L'étape suivante est la comparaison automatisée entre les term sheets et les contrats finaux. Ce travail de rapprochement, qui peut prendre plusieurs heures manuellement sur un contrat complexe, se réduit à un rapport d'écarts généré en quelques minutes. L'attention du juriste se concentre alors sur les divergences identifiées plutôt que sur la lecture intégrale des deux documents.
Enfin, la capitalisation sur la mémoire institutionnelle représente un avantage compétitif durable. En alimentant progressivement l'outil avec les positions négociées du fonds, ses standards internes et ses précédents, on construit une base de comparaison qui s'enrichit avec chaque transaction. Des outils comme MyClauze, Kira ou Luminance permettent cette approche progressive, où la valeur de l'outil augmente avec le volume de données historiques du fonds.
La question de la confidentialité
Le sujet de la sécurité des données est particulièrement sensible en private credit. Les documents de due diligence contiennent des informations hautement confidentielles sur les emprunteurs, les structures de financement et les conditions commerciales. L'adoption d'un outil d'IA suppose de répondre à plusieurs questions : où sont stockées les données ? Sont-elles utilisées pour entraîner le modèle ? L'isolation entre clients (multi-tenancy) est-elle garantie au niveau de l'infrastructure ?
Les solutions hébergées en cloud public posent un défi supplémentaire pour les fonds soumis à des obligations réglementaires strictes. Certains gérants préfèrent des déploiements on-premise ou des environnements cloud privés.

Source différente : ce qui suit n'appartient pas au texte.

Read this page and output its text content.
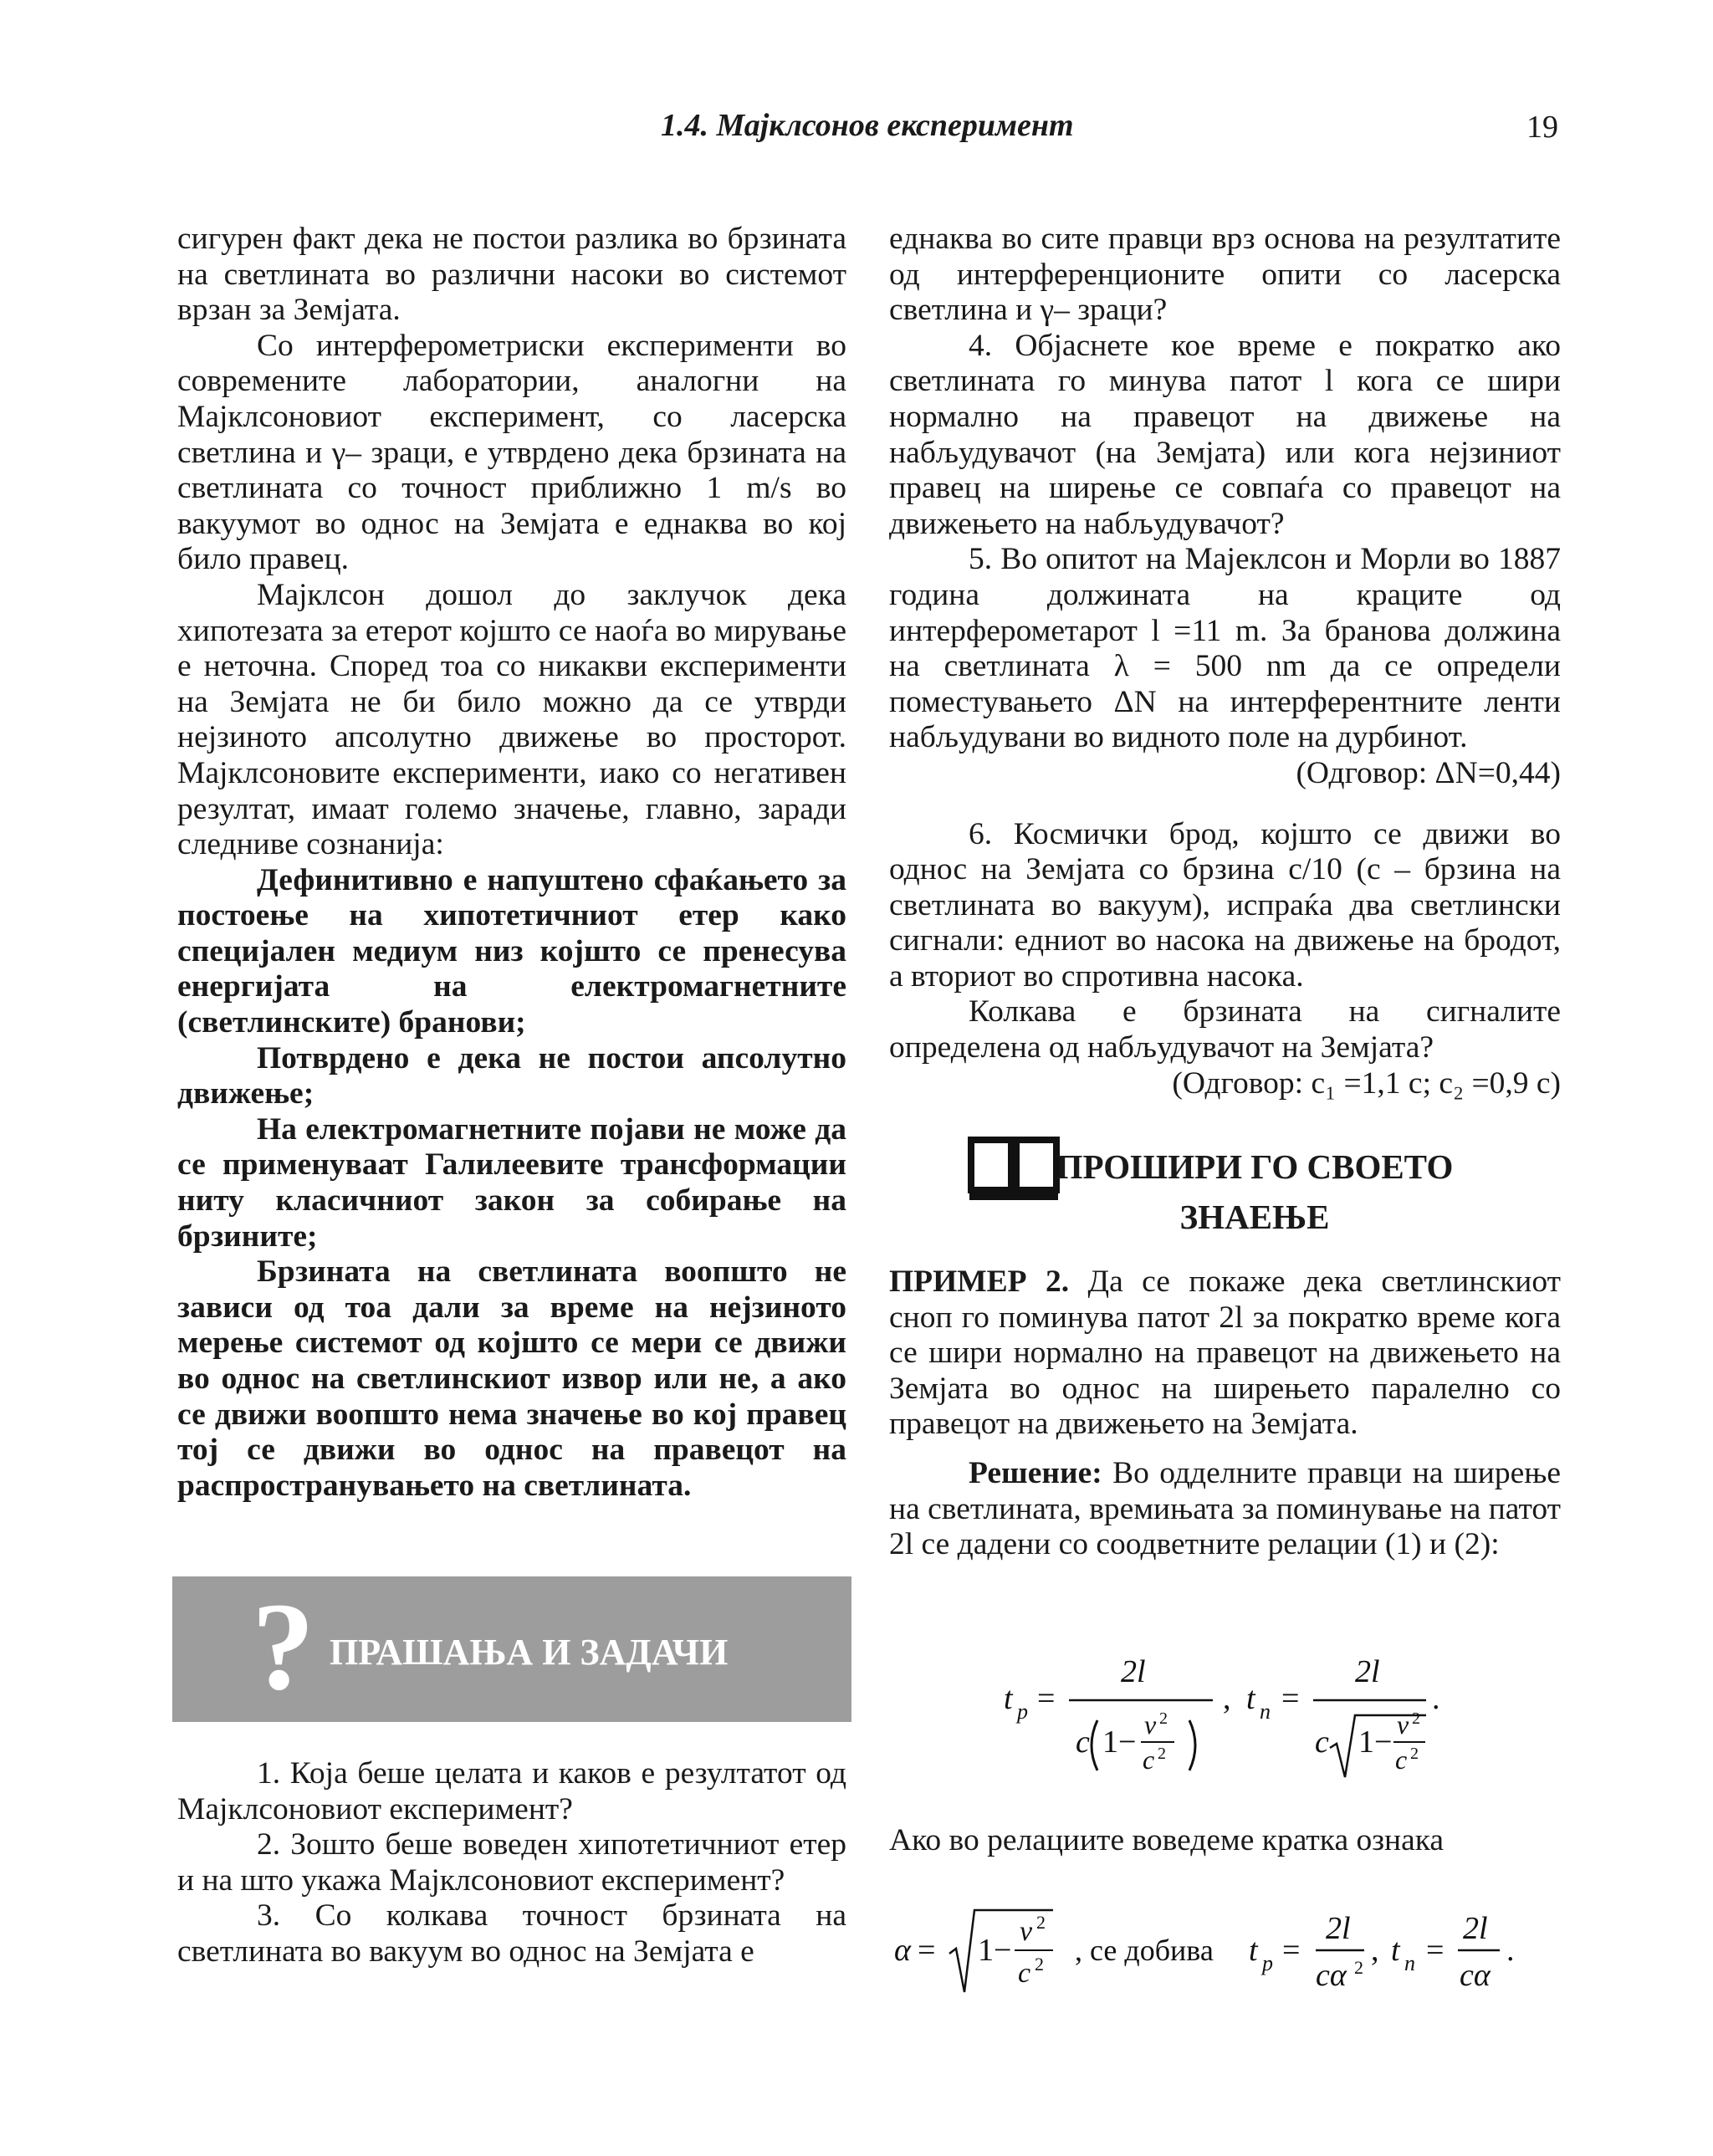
1.4. Мајклсонов експеримент	19

сигурен факт дека не постои разлика во брзината на светлината во различни насоки во системот врзан за Земјата.

Со интерферометриски експерименти во современите лаборатории, аналогни на Мајклсоновиот експеримент, со ласерска светлина и γ– зраци, е утврдено дека брзината на светлината со точност приближно 1 m/s во вакуумот во однос на Земјата е еднаква во кој било правец.

Мајклсон дошол до заклучок дека хипотезата за етерот којшто се наоѓа во мирување е неточна. Според тоа со никакви експерименти на Земјата не би било можно да се утврди нејзиното апсолутно движење во просторот. Мајклсоновите експерименти, иако со негативен резултат, имаат големо значење, главно, заради следниве сознанија:

Дефинитивно е напуштено сфаќањето за постоење на хипотетичниот етер како специјален медиум низ којшто се пренесува енергијата на електромагнетните (светлинските) бранови;

Потврдено е дека не постои апсолутно движење;

На електромагнетните појави не може да се применуваат Галилеевите трансформации ниту класичниот закон за собирање на брзините;

Брзината на светлината воопшто не зависи од тоа дали за време на нејзиното мерење системот од којшто се мери се движи во однос на светлинскиот извор или не, а ако се движи воопшто нема значење во кој правец тој се движи во однос на правецот на распространувањето на светлината.

? ПРАШАЊА И ЗАДАЧИ

1. Која беше целата и каков е резултатот од Мајклсоновиот експеримент?

2. Зошто беше воведен хипотетичниот етер и на што укажа Мајклсоновиот експеримент?

3. Со колкава точност брзината на светлината во вакуум во однос на Земјата е

еднаква во сите правци врз основа на резултатите од интерференционите опити со ласерска светлина и γ– зраци?

4. Објаснете кое време е пократко ако светлината го минува патот l кога се шири нормално на правецот на движење на набљудувачот (на Земјата) или кога нејзиниот правец на ширење се совпаѓа со правецот на движењето на набљудувачот?

5. Во опитот на Мајеклсон и Морли во 1887 година должината на краците од интерферометарот l =11 m. За бранова должина на светлината λ = 500 nm да се определи поместувањето ΔN на интерферентните ленти набљудувани во видното поле на дурбинот.

(Одговор: ΔN=0,44)

6. Космички брод, којшто се движи во однос на Земјата со брзина c/10 (c – брзина на светлината во вакуум), испраќа два светлински сигнали: едниот во насока на движење на бродот, а вториот во спротивна насока.

Колкава е брзината на сигналите определена од набљудувачот на Земјата?

(Одговор: c₁ =1,1 c; c₂ =0,9 c)

ПРОШИРИ ГО СВОЕТО
ЗНАЕЊЕ

ПРИМЕР 2. Да се покаже дека светлинскиот сноп го поминува патот 2l за пократко време кога се шири нормално на правецот на движењето на Земјата во однос на ширењето паралелно со правецот на движењето на Земјата.

Решение: Во одделните правци на ширење на светлината, времињата за поминување на патот 2l се дадени со соодветните релации (1) и (2):

t p =
2l
c 1− v 2
c 2
, t n =
2l
c 1− v 2
c 2
.

Ако во релациите воведеме кратка ознака

α = 1−
v 2
c 2 , се добива t p =
2l
cα 2 , t n =
2l
cα
.
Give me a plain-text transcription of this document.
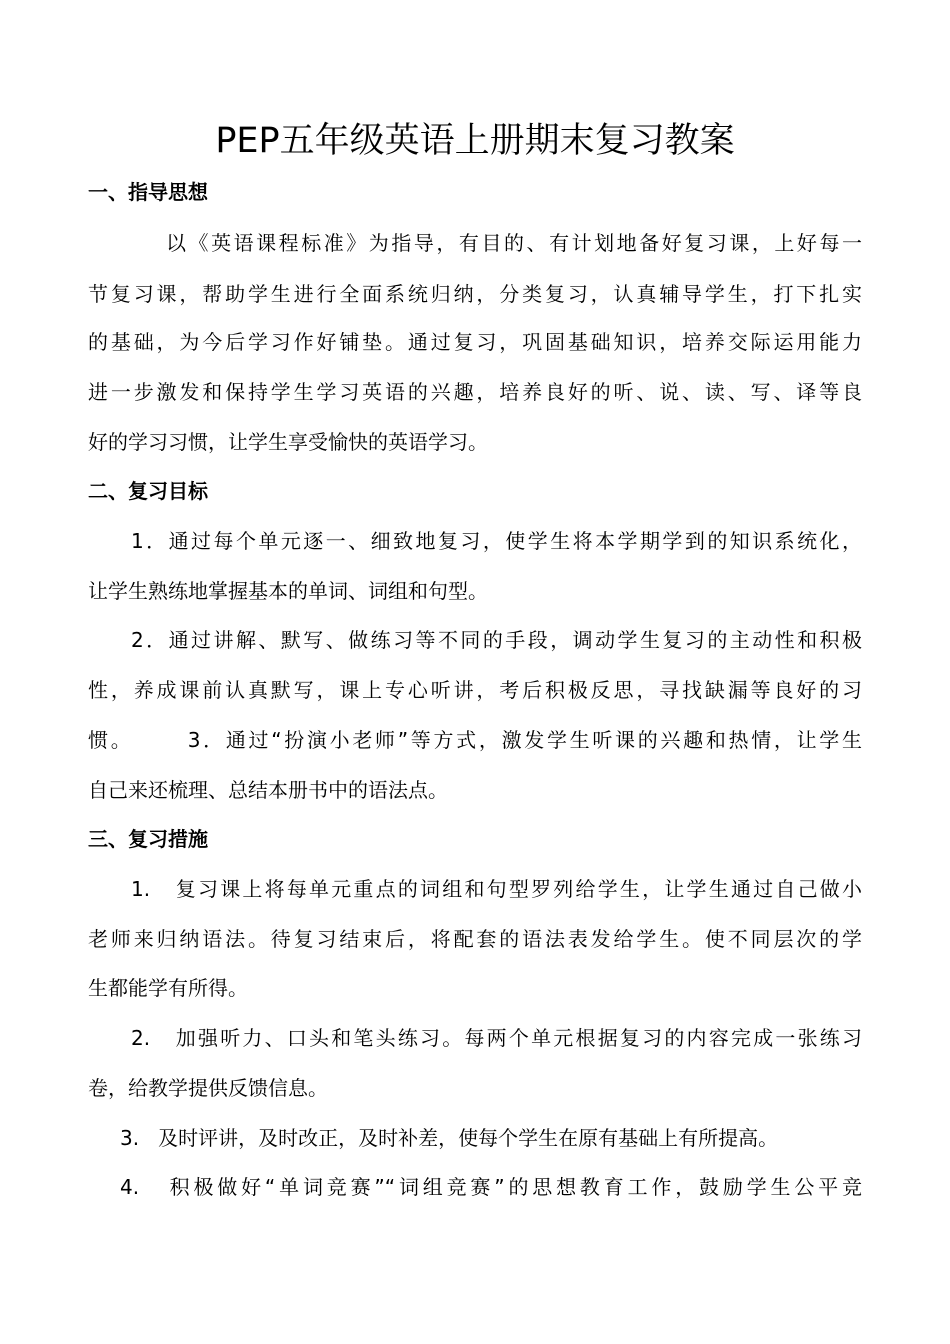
PEP五年级英语上册期末复习教案
一、指导思想

以《英语课程标准》为指导，有目的、有计划地备好复习课，上好每一

节复习课，帮助学生进行全面系统归纳，分类复习，认真辅导学生，打下扎实

的基础，为今后学习作好铺垫。通过复习，巩固基础知识，培养交际运用能力

进一步激发和保持学生学习英语的兴趣，培养良好的听、说、读、写、译等良

好的学习习惯，让学生享受愉快的英语学习。

二、复习目标

1．通过每个单元逐一、细致地复习，使学生将本学期学到的知识系统化，

让学生熟练地掌握基本的单词、词组和句型。

2．通过讲解、默写、做练习等不同的手段，调动学生复习的主动性和积极

性，养成课前认真默写，课上专心听讲，考后积极反思，寻找缺漏等良好的习

惯。      3．通过“扮演小老师”等方式，激发学生听课的兴趣和热情，让学生

自己来还梳理、总结本册书中的语法点。

三、复习措施

1.   复习课上将每单元重点的词组和句型罗列给学生，让学生通过自己做小

老师来归纳语法。待复习结束后，将配套的语法表发给学生。使不同层次的学

生都能学有所得。

2.   加强听力、口头和笔头练习。每两个单元根据复习的内容完成一张练习

卷，给教学提供反馈信息。

3.   及时评讲，及时改正，及时补差，使每个学生在原有基础上有所提高。

4.   积极做好“单词竞赛”“词组竞赛”的思想教育工作，鼓励学生公平竞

D'autres acceptent le cloud public à condition que le fournisseur garantisse contractuellement le non-apprentissage sur les données clients et le chiffrement de bout en bout.
Ce critère de confidentialité est souvent le facteur décisif dans le choix d'un outil, davantage que la qualité de l'extraction elle-même. Un outil performant mais opaque sur le traitement des données ne sera pas adopté par un fonds de dette privée sérieux.
Perspective : un outil, pas une solution miracle
L'IA appliquée à la due diligence juridique en private credit n'élimine pas le besoin de juristes compétents. Elle les libère des tâches mécaniques — lire, extraire, comparer — pour qu'ils consacrent davantage de temps à ce qui fait la valeur ajoutée d'un prêteur : évaluer les risques, négocier les protections et structurer les positions du fonds.
Avec un marché du private credit qui continue de croître et des équipes juridiques dont la taille n'évolue pas au même rythme, l'automatisation de la couche mécanique de la due diligence n'est pas un luxe technologique. C'est une réponse pragmatique à un problème de capacité. Les fonds qui mettent en place ces outils aujourd'hui ne deviennent pas plus intelligents — ils deviennent plus rapides, et ils réallouent le temps de leurs équipes vers les décisions qui comptent.